With the Securities and Exchange Board of India (Sebi) clearing the deck for launch of Reits on Sunday, investors will have another option – besides direct purchase of property or direct stocks of real estate companies – to participate to the sector’s fortunes.
However, the market regular has kept a higher threshold limit of Rs 2 lakh for investment in Reits, much like the limit in the BSE SME stocks, thereby making it a tad more difficult for retail investors.
Financial planners such as Suresh Sadagopan feel these products would be a good portfolio diversification tool.
“Reits would be safer for individual investors who would otherwise invest on their own in some property or land parcel.
Investing in Reits would be passive investing in real estate market.
Also, the minimum threshold is much lower than investing in any property, which can cost anywhere above Rs 40-45,00,000 even in city suburbs,” he explains.
There are several other safeguards as well. Not less than 80 per cent of the value of the Reit assets shall be in completed and revenue-generating properties – a good move because it ensures that investors enter an instrument that is already generating revenues and not something that will only generate revenues in the future.
This will bring down the risk because entire investment in under-construction properties that promise the moon to investors can hurt badly, if the construction gets stuck due to litigation or other issues.
Similarly, Reits cannot invest more than 60 per cent of the value of assets in two projects.
Besides these checks and balances – high threshold limit and controls over investment – Reits will give an added advantage of dividend distribution on an annual basis and that too, 90 per cent of distributable post-tax income.
At present, dividends would be subject to the dividend distribution tax (DDT) at 16.995 per cent. Dividend subject to DDT is exempt from tax in the hands of the investors.
Balaji Raghavan, CEO of IIFL Alternative Asset Advisors, says that the yield, as a result, will be 8-9 per cent.
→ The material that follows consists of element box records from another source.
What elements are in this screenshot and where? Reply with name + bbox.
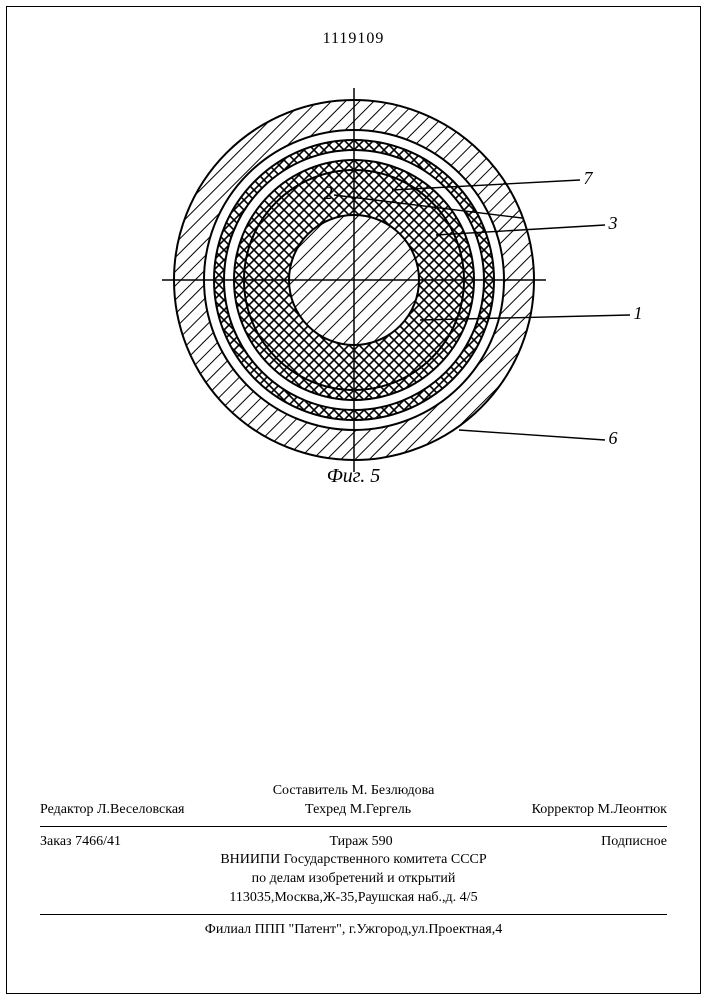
- callout-2: 2: [324, 183, 333, 204]
- editor-label: Редактор: [40, 802, 94, 817]
- colophon-block: Составитель М. Безлюдова Редактор Л.Весе…: [40, 782, 667, 940]
- org-line-3: 113035,Москва,Ж-35,Раушская наб.,д. 4/5: [40, 889, 667, 908]
- printrun-value: 590: [372, 834, 393, 849]
- org-line-1: ВНИИПИ Государственного комитета СССР: [40, 851, 667, 870]
- divider: [40, 914, 667, 915]
- corrector-label: Корректор: [532, 802, 594, 817]
- figure-5: [0, 80, 707, 485]
- techred-name: М.Гергель: [350, 802, 411, 817]
- compiler-name: М. Безлюдова: [351, 783, 434, 798]
- callout-1: 1: [634, 303, 643, 324]
- callout-6: 6: [609, 428, 618, 449]
- callout-3: 3: [609, 213, 618, 234]
- callout-7: 7: [584, 168, 593, 189]
- org-line-2: по делам изобретений и открытий: [40, 870, 667, 889]
- techred-label: Техред: [305, 802, 346, 817]
- order-value: 7466/41: [75, 834, 121, 849]
- printrun-label: Тираж: [329, 834, 368, 849]
- order-label: Заказ: [40, 834, 72, 849]
- editor-name: Л.Веселовская: [97, 802, 184, 817]
- subscription: Подписное: [601, 833, 667, 852]
- divider: [40, 826, 667, 827]
- corrector-name: М.Леонтюк: [598, 802, 667, 817]
- document-number: 1119109: [0, 30, 707, 48]
- branch-line: Филиал ППП "Патент", г.Ужгород,ул.Проект…: [40, 921, 667, 940]
- figure-caption: Фиг. 5: [0, 465, 707, 488]
- compiler-label: Составитель: [273, 783, 348, 798]
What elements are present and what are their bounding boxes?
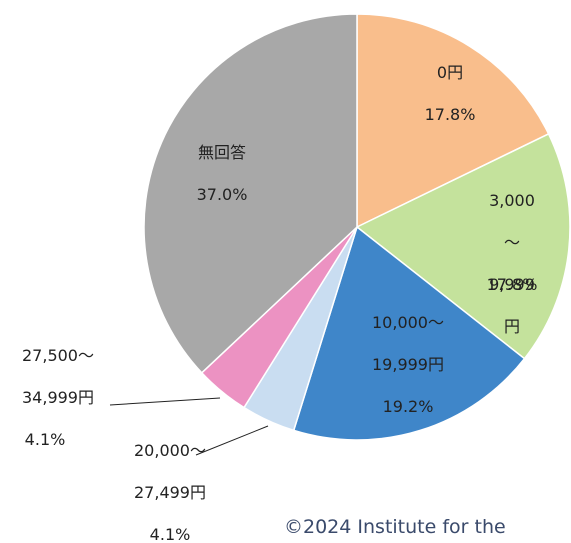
pie-slice	[356, 13, 550, 229]
pie-slice	[143, 13, 358, 374]
value-label: 17.8%	[424, 105, 476, 124]
value-label: 4.1%	[24, 430, 66, 449]
value-label: 19.2%	[382, 397, 434, 416]
value-label: 4.1%	[149, 525, 191, 543]
leader-line	[109, 397, 221, 406]
slice-label: 20,000～ 27,499円	[134, 441, 206, 502]
footer: ©2024 Institute for the	[284, 516, 506, 538]
slice-label: 無回答	[197, 143, 247, 162]
pie-slice	[355, 132, 571, 360]
slice-label: 27,500～ 34,999円	[22, 346, 94, 407]
slice-label: 10,000～ 19,999円	[372, 313, 444, 374]
slice-label: 0円	[436, 63, 464, 82]
leader-line	[195, 425, 269, 456]
value-label: 37.0%	[196, 185, 248, 204]
value-label: 17.8%	[486, 275, 538, 294]
pie-slice	[292, 225, 526, 441]
slice-label: 3,000～ 9,999円	[489, 191, 535, 336]
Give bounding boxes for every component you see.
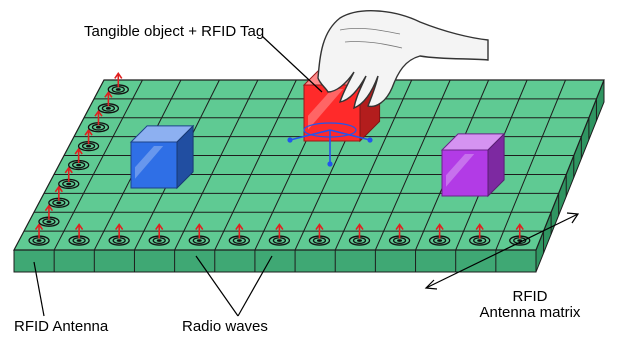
axis-arrows-icon xyxy=(287,122,373,167)
grid-line-col xyxy=(214,79,297,251)
antenna-coil-icon xyxy=(308,223,331,246)
radio-wave-arrow-icon xyxy=(435,223,444,239)
board-front-face xyxy=(13,249,537,273)
waves-callout-line-1 xyxy=(195,255,239,317)
matrix-arrow-head-2 xyxy=(566,212,580,224)
antenna-coil-icon xyxy=(28,223,50,246)
antenna-matrix-label-line1: RFID xyxy=(512,288,548,305)
antenna-matrix-label-line2: Antenna matrix xyxy=(479,304,581,321)
radio-wave-arrow-icon xyxy=(114,223,124,239)
antenna-coil-icon xyxy=(58,166,80,190)
grid-line-col xyxy=(174,79,259,251)
radio-wave-arrow-icon xyxy=(44,204,54,220)
hand-shading xyxy=(339,27,403,49)
matrix-arrow-line xyxy=(425,213,579,289)
blue-cube-highlight xyxy=(135,146,164,179)
radio-wave-arrow-icon xyxy=(235,223,244,239)
matrix-arrow-head-1 xyxy=(424,279,438,290)
radio-wave-arrow-icon xyxy=(94,109,103,126)
radio-wave-arrow-icon xyxy=(155,223,164,239)
grid-line-col xyxy=(53,79,143,251)
hand-icon xyxy=(317,10,489,110)
radio-wave-arrow-icon xyxy=(515,223,524,239)
tangible-object-label: Tangible object + RFID Tag xyxy=(84,23,265,40)
antenna-coil-icon xyxy=(108,223,130,246)
red-cube-highlight xyxy=(308,89,344,130)
antenna-coil-icon xyxy=(469,223,491,246)
antenna-coil-icon xyxy=(148,223,170,246)
grid-line-col xyxy=(374,79,451,251)
radio-wave-arrow-icon xyxy=(275,223,284,239)
radio-waves-label: Radio waves xyxy=(182,318,268,335)
antenna-coil-icon xyxy=(107,72,129,95)
antenna-coil-icon xyxy=(188,223,210,246)
antenna-coils xyxy=(28,72,531,246)
blue-cube xyxy=(129,124,195,190)
radio-wave-arrow-icon xyxy=(395,223,404,239)
rfid-antenna-label: RFID Antenna xyxy=(14,318,109,335)
radio-wave-arrow-icon xyxy=(315,223,324,239)
purple-cube-highlight xyxy=(446,154,475,187)
antenna-coil-icon xyxy=(77,128,100,152)
antenna-coil-icon xyxy=(97,90,120,114)
radio-wave-arrow-icon xyxy=(114,72,123,88)
antenna-coil-icon xyxy=(38,204,60,227)
radio-wave-arrow-icon xyxy=(355,223,364,239)
radio-wave-arrow-icon xyxy=(84,128,93,145)
radio-wave-arrow-icon xyxy=(74,147,83,163)
antenna-coil-icon xyxy=(268,223,291,246)
waves-callout-line-2 xyxy=(237,255,273,317)
antenna-coil-icon xyxy=(228,223,250,246)
antenna-coil-icon xyxy=(48,185,70,208)
radio-wave-arrow-icon xyxy=(74,223,84,239)
antenna-coil-icon xyxy=(87,109,110,133)
antenna-coil-icon xyxy=(388,223,411,246)
blue-cube-side xyxy=(176,124,194,190)
purple-cube xyxy=(440,132,506,198)
antenna-callout-line xyxy=(33,261,45,317)
radio-wave-arrow-icon xyxy=(475,223,484,239)
antenna-coil-icon xyxy=(428,223,451,246)
antenna-coil-icon xyxy=(68,223,90,246)
antenna-coil-icon xyxy=(348,223,371,246)
radio-wave-arrow-icon xyxy=(195,223,204,239)
callout-lines xyxy=(33,35,580,317)
radio-wave-arrow-icon xyxy=(104,90,113,107)
radio-wave-arrow-icon xyxy=(64,166,73,182)
radio-wave-arrow-icon xyxy=(54,185,63,201)
tangible-callout-line xyxy=(261,35,323,93)
antenna-coil-icon xyxy=(68,147,90,171)
grid-line-col xyxy=(495,79,567,251)
grid-line-col xyxy=(334,79,413,251)
radio-wave-arrow-icon xyxy=(34,223,44,239)
antenna-matrix-board xyxy=(13,79,605,273)
antenna-coil-icon xyxy=(509,223,531,246)
purple-cube-side xyxy=(487,132,505,198)
hand-outline xyxy=(317,10,489,110)
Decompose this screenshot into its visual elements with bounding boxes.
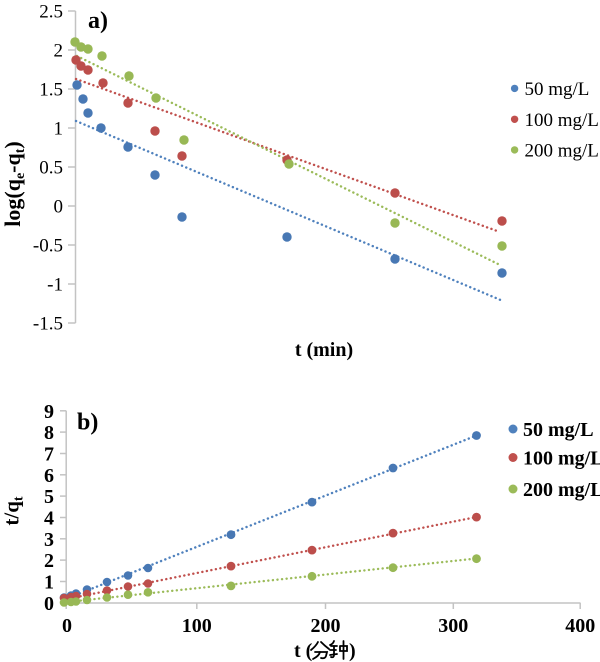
svg-text:100: 100 (182, 615, 212, 637)
svg-text:8: 8 (44, 422, 54, 444)
svg-text:400: 400 (565, 615, 595, 637)
svg-text:200 mg/L: 200 mg/L (523, 479, 600, 501)
svg-text:3: 3 (44, 529, 54, 551)
svg-text:-0.5: -0.5 (33, 236, 63, 257)
svg-text:50 mg/L: 50 mg/L (523, 419, 594, 441)
svg-text:-1.5: -1.5 (33, 314, 63, 335)
svg-text:t (: t ( (294, 640, 313, 662)
svg-text:7: 7 (44, 444, 54, 466)
svg-text:200: 200 (311, 615, 341, 637)
svg-text:5: 5 (44, 486, 54, 508)
svg-text:1.5: 1.5 (39, 80, 63, 101)
svg-text:4: 4 (44, 508, 54, 530)
svg-text:50 mg/L: 50 mg/L (525, 79, 590, 100)
svg-text:2.5: 2.5 (39, 2, 63, 23)
svg-text:300: 300 (438, 615, 468, 637)
svg-text:0: 0 (62, 615, 72, 637)
svg-text:t (min): t (min) (295, 339, 353, 361)
svg-text:2: 2 (54, 41, 64, 62)
svg-text:6: 6 (44, 465, 54, 487)
svg-text:1: 1 (44, 572, 54, 594)
svg-text:0: 0 (44, 593, 54, 615)
svg-text:0.5: 0.5 (39, 158, 63, 179)
svg-text:-1: -1 (47, 275, 63, 296)
svg-text:9: 9 (44, 401, 54, 423)
svg-text:log(qe-qt): log(qe-qt) (0, 141, 28, 226)
svg-text:2: 2 (44, 550, 54, 572)
svg-text:100 mg/L: 100 mg/L (523, 448, 600, 470)
svg-text:0: 0 (54, 197, 64, 218)
svg-text:1: 1 (54, 119, 64, 140)
svg-text:b): b) (77, 410, 98, 436)
svg-text:200 mg/L: 200 mg/L (525, 140, 599, 161)
svg-text:): ) (349, 640, 356, 662)
svg-text:100 mg/L: 100 mg/L (525, 110, 599, 131)
svg-text:a): a) (88, 8, 108, 34)
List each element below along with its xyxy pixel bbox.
Add to that, capital appreciation and the total annualised returns may come to 14-15 per cent.
“Though post-tax returns depend on the overall yield, they will certainly be higher than fixed deposits by around three per cent,” says Raghavan.
The liquidity may also not be an issue, according to Rahul Rai, head - real estate investment business at ICICI Prudential, because they will be listed at the stock exchanges.
Reits will be riskier than debt products because the underlying security is real estate, which can take a hit when economic conditions aren’t very suitable since the exposure will only be in commercial properties.
The long-term and short-term capital rates of taxation are unclear. However, Gautam Mehra, executive director, PwC, says the taxation of Reits may have some similarity to that for listed equities, with long-term capital gains on transfer of Reits being exempt (provided it has been subject to STT), and short-term capital gains being subject to a 15 per cent tax, plus applicable surcharge and cess.
“However, Reits units to qualify as a long-term capital asset, they would need to be held for a period of three years,” he says.